Archetypal Characters, other tropes, and their usual characteristics of the former two that explain reason why someone would seek a good person as a romantic partner

  • All-Loving Hero = While most forms of media tend to underestimate a kind and forgiving soul, can warm the heart of someone who initially had no optimism left because of tragic circumstance. Being with someone who is genuinely kind, friendly, with an innate desire to help people; being around someone who gives off such positive vibes can make them very attractive to certain forlorn individuals.
  • Chivalrous Pervert/Lovable Sex Maniac = While the love interest may find the character's sexual libido to be a dealbreaker, they still have their more positive traits. Perhaps, the hero or love interest, in a Moment of Weakness, wants to have Sex for Solace; but the aforementioned archetype(s) refuse because they don't want to take advantage and state so as much. And they could also display that despite their love for sexual activities, they value consent and listening to their partner's wishes. And if the hero or love interest were to want to try something kinky and be initially ashamed of it, the other person will reassure that there's no shame in having a particular desire.
  • The Good King/Royals Who Actually Do Something = In most works of media, anyone of royalty is portrayed as corrupt, cowardly Jerkasses. Possibly the heroine/hero or love interest has been the victims of those types of royals and now see all of them like, including their love interest. At first. Over time, they slowly see that the kind royal is actually a fair and wise ruler, actively trying to help their citizens.
  • Good Parents = Maybe the person in question is a single parent raising a child or children; and one key attractive trait the hero/heroine or love interest might like is just how diligent they are at parenting. Showing fairness, devotion, affection, and attentiveness to their child(ren) on a daily basis. If they have those traits in rearing offspring, there's a very high chance of them being that way in a romantic sense.
  • Humble Hero = Having an arrogant lover may not always work out, especially if they let their ego go to their head. Meaning possible troubles in the relationship, if said lover can't even admit when they are wrong or need help. In contrast, having a more down-to-earth lover with the humility to know when they are right or wrong leads to a healthier romance.

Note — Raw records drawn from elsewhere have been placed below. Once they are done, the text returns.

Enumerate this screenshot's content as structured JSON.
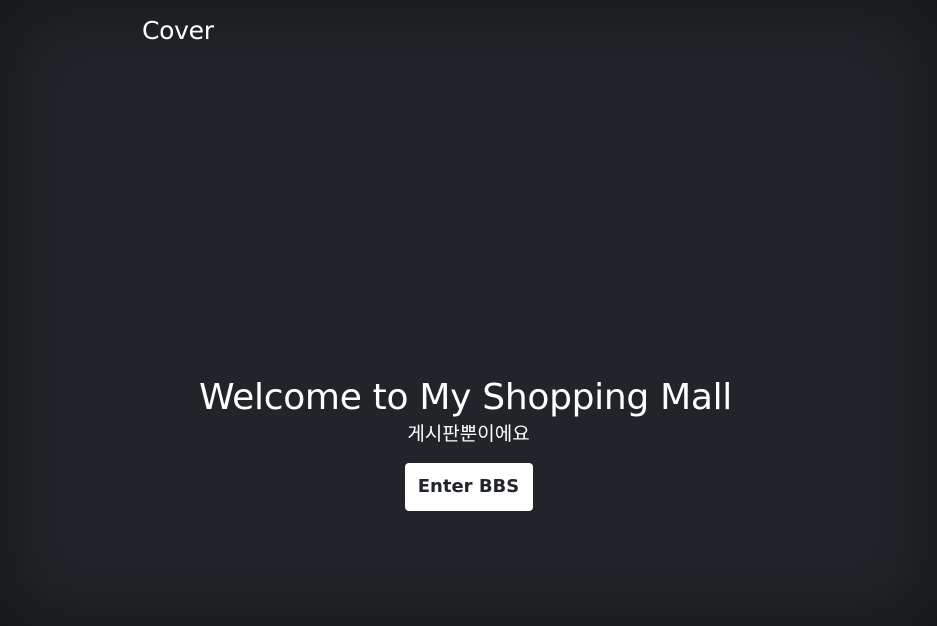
{
  "header": {
    "brand": "Cover"
  },
  "hero": {
    "title": "Welcome to My Shopping Mall",
    "lead": "게시판뿐이에요",
    "button_label": "Enter BBS"
  }
}
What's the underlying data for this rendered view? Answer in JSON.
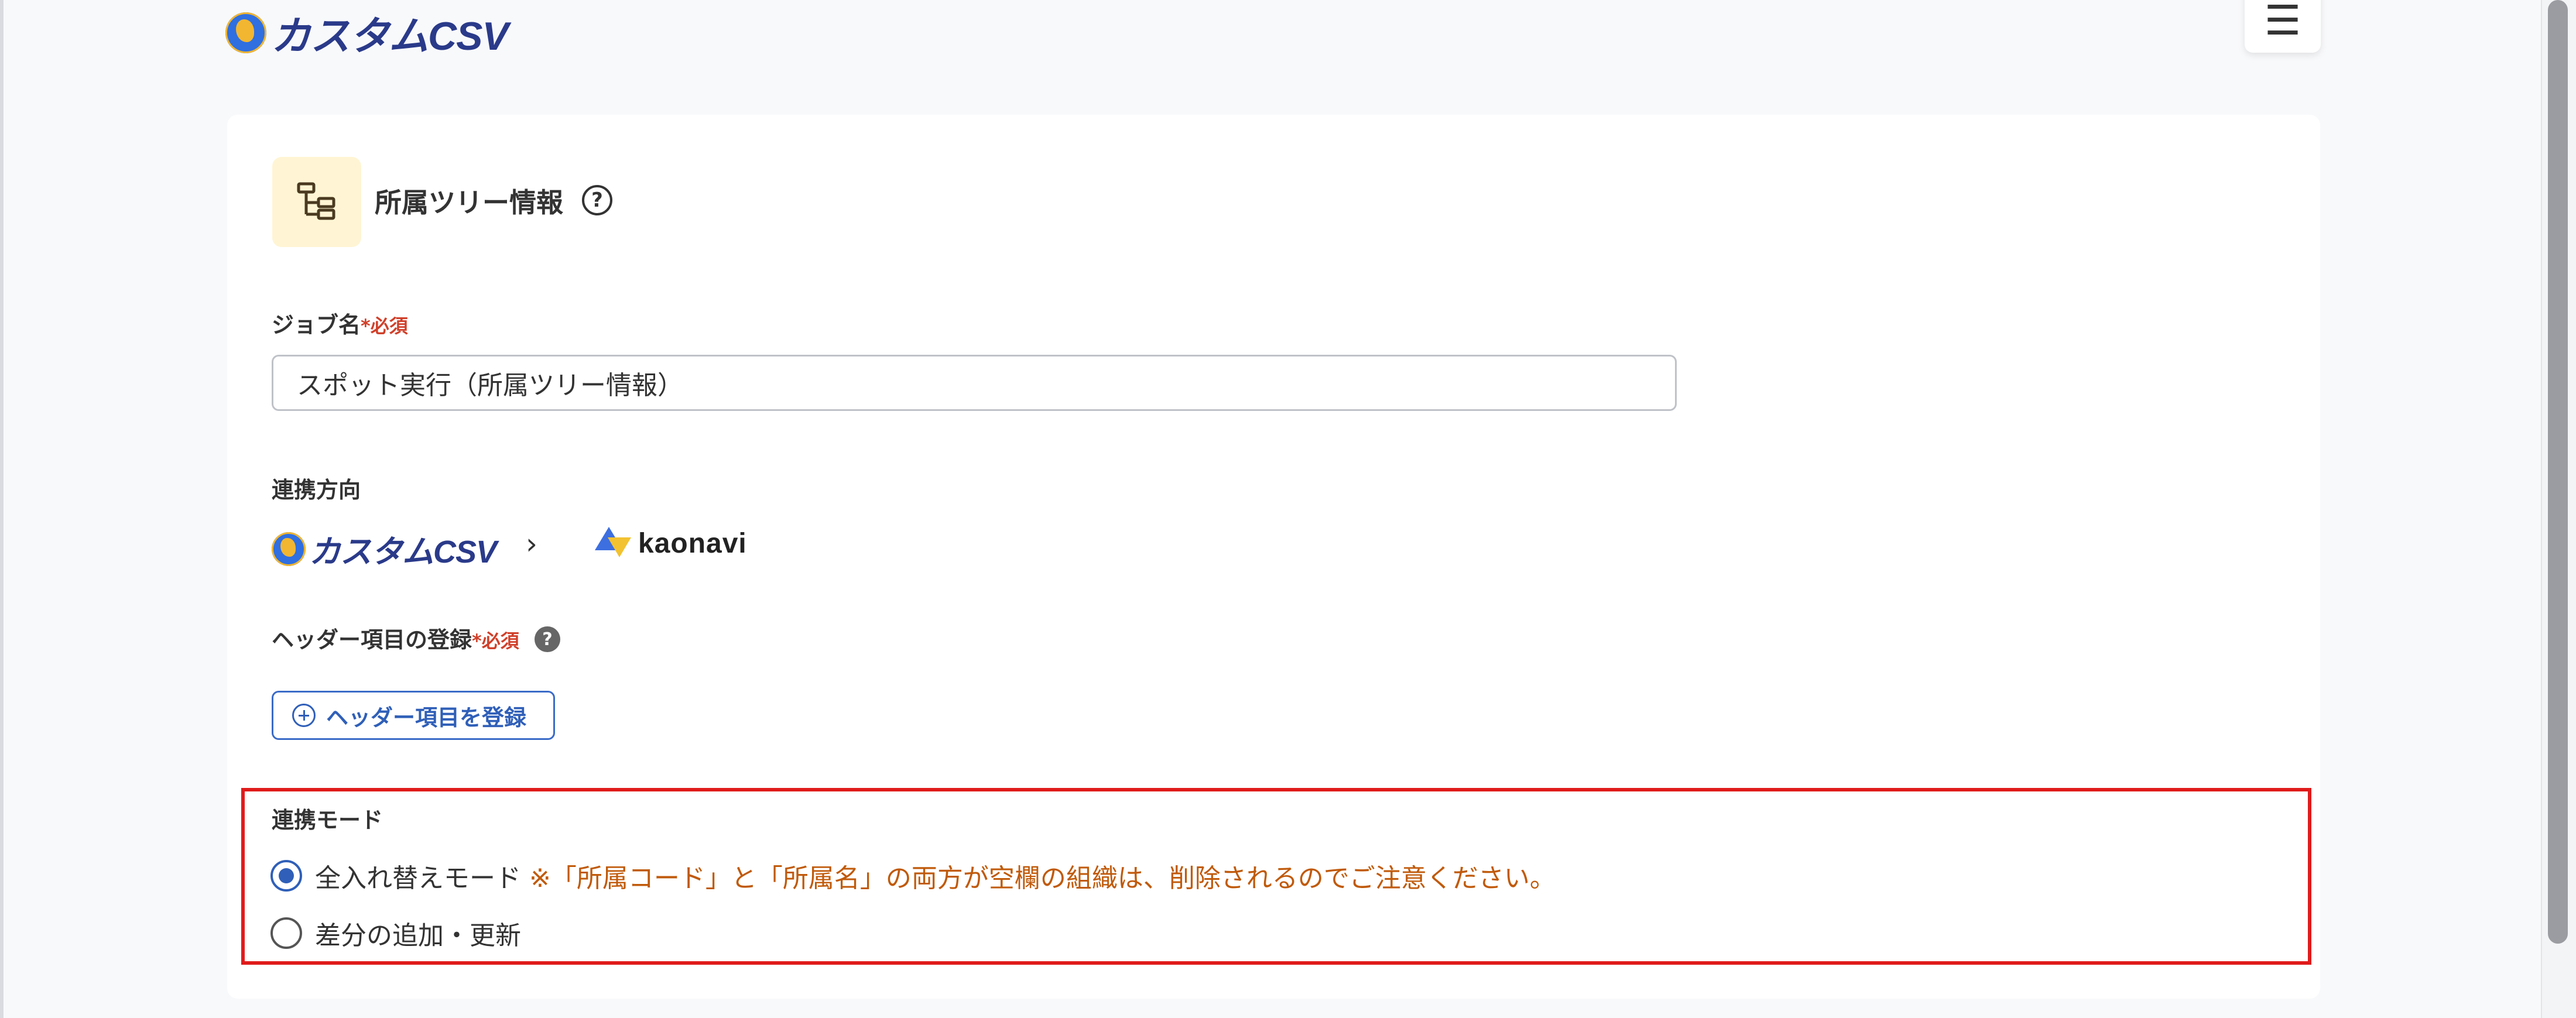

  • Knight in Shining Armor = As exactly what the trope states. Some may find said trope to be corny given how overused it may be, but there's no denying its appeal - A noble individual who willingly fights for and protects the weak and defenseless. Anyone would admire such bravery and selflessness.
  • Nice Guy = Very simple reason. They are just a fundamentally good person, even with their flaws. And those said flaws either are small enough that the love interest isn't bothered, or they gradually grow out of it into an even better.
  • Understanding Boyfriend = Or girlfriend. Either way, having an emotionally supportive and intelligent partner who just gets you can make another feel truly understood and listened to.